Tim Leiweke: Born April 21, 1957, in St. Louis, the fourth of six siblings. His younger brother, Tod, is the CEO of the NHL’s Tampa Bay Lightning.
Leiweke displayed early on an affinity toward what was to be his life’s calling, building a miniature baseball field in his backyard when he was 10, carving the baselines with a rake and using a dinner plate for home plate.
After high school, Leiweke worked at a deli and a bakery and attended college at night school, but never graduated.
1979 – His career in sports administration began as Leiweke is hired as the assistant general manager for the St. Louis Steamers of the Major Indoor Soccer League.
1980 – At 24, Leiweke becomes the youngest GM in pro sports, assuming that post with the MISL’s Baltimore Blast. For the 1981-82 MISL season, he becomes vice-president/GM of the Kansas City Comets, and team president in 1986.
1988 – The Minnesota Timberwolves expansion franchise is approved. Leiweke joins the organization as a vice-president and helped the team establish a new NBA attendance record, drawing over one million fans in its inaugural 1989-90 season.
1991 – At the urging of NBA commissioner David Stern, Leiweke takes the job of president with the Denver Nuggets, whose sagging attendance was quickly turned around. While in Denver, Leiweke helps negotiate the relocation of the NHL’s Quebec Nordiques to Colorado, while guiding the initial development and design of the Pepsi Center.
1995 – Leiweke becomes president/CEO of U.S. Skiing.
1996 – Leiweke is lured out to Los Angeles to become president of the NHL’s Los Angeles Kings.
2001 – Leiweke is named president/CEO of the team’s parent company, Anschutz Entertainment Group (AEG). The company’s vast holdings include ownership of the Kings, Los Angeles Galaxy of Major League Soccer along with a 30-per-cent stake in the Los Angeles Lakers of the NBA.
During his 17-year run at AEG, Leiweke acquired or merged more than 50 divisions and companies in all aspects of the entertainment and sports world. He was responsible for the overall development of the Staples Center, the downtown showplace for major events and performances and the home of Lakers, Kings and Clippers.
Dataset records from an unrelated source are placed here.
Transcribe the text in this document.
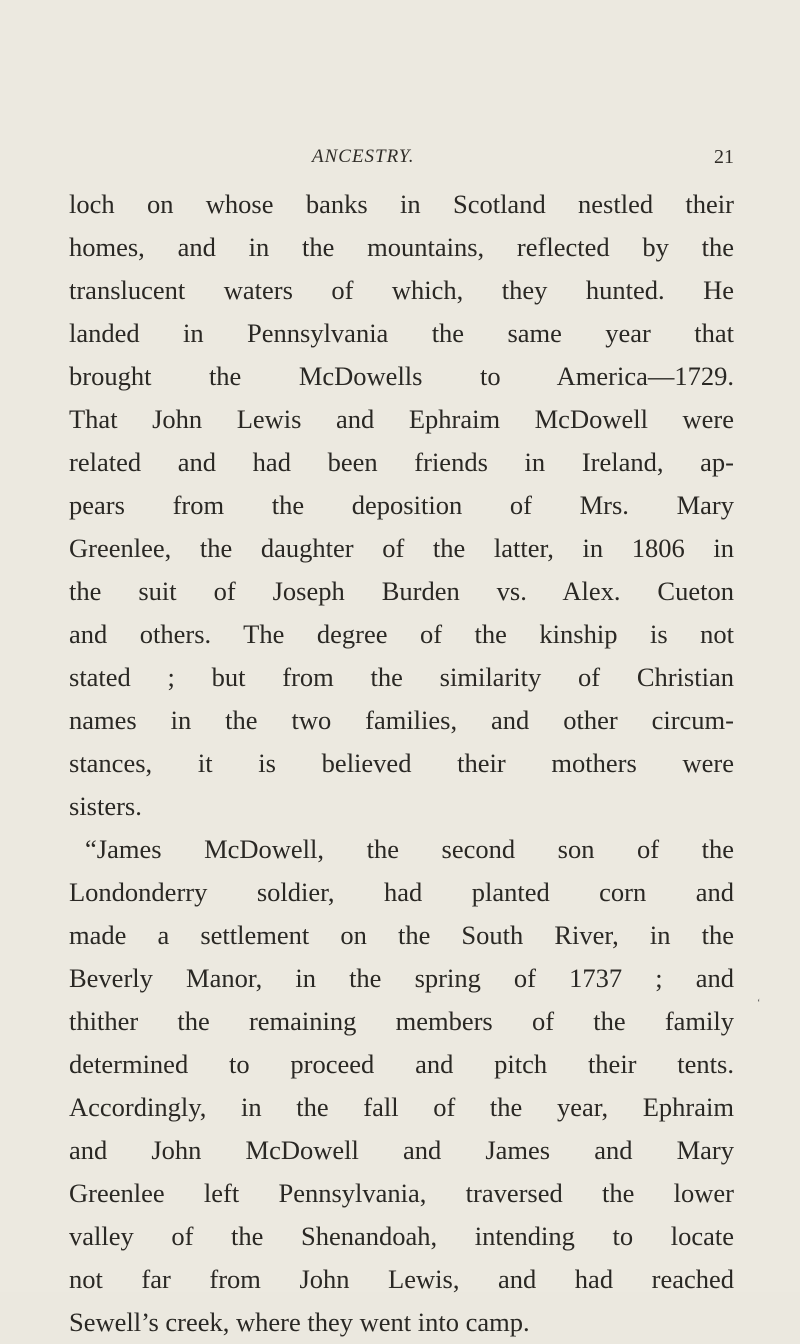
ANCESTRY.	21
loch on whose banks in Scotland nestled their
homes, and in the mountains, reflected by the
translucent waters of which, they hunted. He
landed in Pennsylvania the same year that
brought the McDowells to America—1729.
That John Lewis and Ephraim McDowell were
related and had been friends in Ireland, ap-
pears from the deposition of Mrs. Mary
Greenlee, the daughter of the latter, in 1806 in
the suit of Joseph Burden vs. Alex. Cueton
and others. The degree of the kinship is not
stated ; but from the similarity of Christian
names in the two families, and other circum-
stances, it is believed their mothers were
sisters.
“James McDowell, the second son of the
Londonderry soldier, had planted corn and
made a settlement on the South River, in the
Beverly Manor, in the spring of 1737 ; and
thither the remaining members of the family
determined to proceed and pitch their tents.
Accordingly, in the fall of the year, Ephraim
and John McDowell and James and Mary
Greenlee left Pennsylvania, traversed the lower
valley of the Shenandoah, intending to locate
not far from John Lewis, and had reached
Sewell’s creek, where they went into camp.
‘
Leiweke was key to overseeing L.A. LIVE, a four-million-square-foot sports, residential and entertainment district adjacent to Staples Center and the Convention Center.
The $2.5-billion (U.S.) development features Club Nokia, a 2,300 capacity live-music venue; Nokia Theatre L.A. LIVE, a 7,100-seat live theatre; and a 54-story, 1,001-room convention “headquarters” destination, featuring Ritz-Carlton and JW Marriott hotels, along with 224 luxury condominiums.
Before Leiweke left AEG last month, he was the driving force behind a $1.8-billion downtown stadium project geared toward luring the NFL back to Los Angeles.